Jonathan Watts on Jonty Driver’s ‘Requiem’

Jonty Driver is perhaps the only modern head of a major public school to have spent a significant time in gaol – as a student activist against the iniquities of apartheid in South Africa, the country of his birth. He is a talented polymath – novelist, poet, essayist, political scientist, sportsman, musician, educationalist; his seven-part poem Requiem reflects with disarming honesty and openness on his emotional journeys, with a poignant focus on experiences of love and death: a friend has described it as ‘utterly personal: quiet, experienced, sombre, vulnerable’.

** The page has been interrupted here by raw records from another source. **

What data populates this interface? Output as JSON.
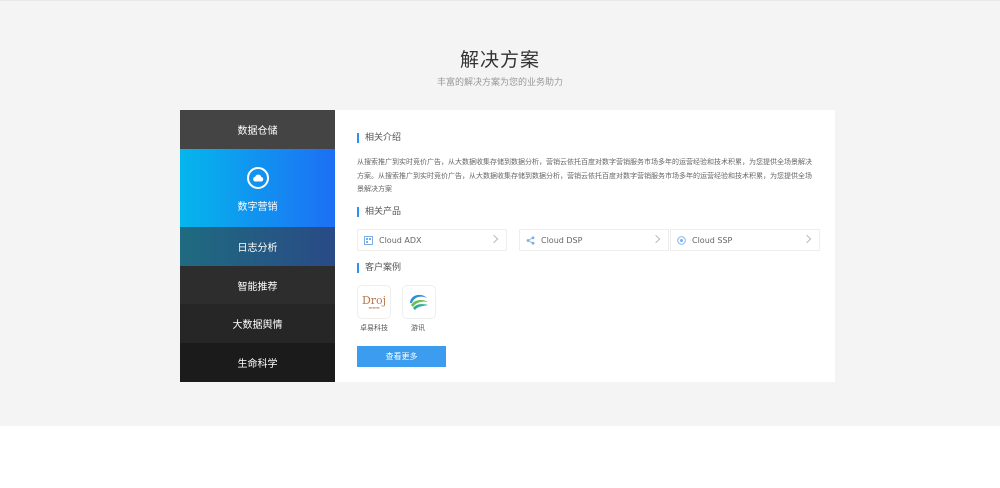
{
  "header": {
    "title": "解决方案",
    "subtitle": "丰富的解决方案为您的业务助力"
  },
  "menu": {
    "items": [
      {
        "label": "数据仓储"
      },
      {
        "label": "数字营销",
        "active": true,
        "icon": "cloud-icon"
      },
      {
        "label": "日志分析"
      },
      {
        "label": "智能推荐"
      },
      {
        "label": "大数据舆情"
      },
      {
        "label": "生命科学"
      }
    ]
  },
  "content": {
    "intro_heading": "相关介绍",
    "intro_text": "从搜索推广到实时竞价广告，从大数据收集存储到数据分析，营销云依托百度对数字营销服务市场多年的运营经验和技术积累，为您提供全场景解决方案。从搜索推广到实时竞价广告，从大数据收集存储到数据分析，营销云依托百度对数字营销服务市场多年的运营经验和技术积累，为您提供全场景解决方案",
    "products_heading": "相关产品",
    "products": [
      {
        "label": "Cloud ADX",
        "icon": "grid-icon"
      },
      {
        "label": "Cloud DSP",
        "icon": "share-icon"
      },
      {
        "label": "Cloud SSP",
        "icon": "target-icon"
      }
    ],
    "cases_heading": "客户案例",
    "cases": [
      {
        "label": "卓易科技",
        "logo_text": "Droj"
      },
      {
        "label": "游讯"
      }
    ],
    "more_button": "查看更多"
  },
  "colors": {
    "accent": "#3b9cf0",
    "active_gradient_start": "#05b6ec",
    "active_gradient_end": "#1d6ff5"
  }
}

The evening was in aid of Hantam Community Education Trust near Colesberg, South Africa

His reading of the poem as part of the JAM on the Marsh festival in July was all the more moving because of his matter-of-fact delivery which let the exquisitely crafted verse speak for itself. The poem uses a number of different, but carefully constructed, forms and has a directness of language, content and imagery which is accessible and which – even though personal to the writer - resonate with the experience of us all, giving up more of its meaning with each encounter. The directness of Jonty’s poetic communication was heightened by the brilliant performance by Peter Fields of movements from Bach’s Cello Suite No 1 arranged for violin, with its deceptively simple, emotionally-charged lines – a wonderful counterpoint to the poetry in the immediacy of its appeal. All those fortunate enough to be at this recital encountered a performance of magical feeling and introspection, which only served to emphasise the shared experience of humanity.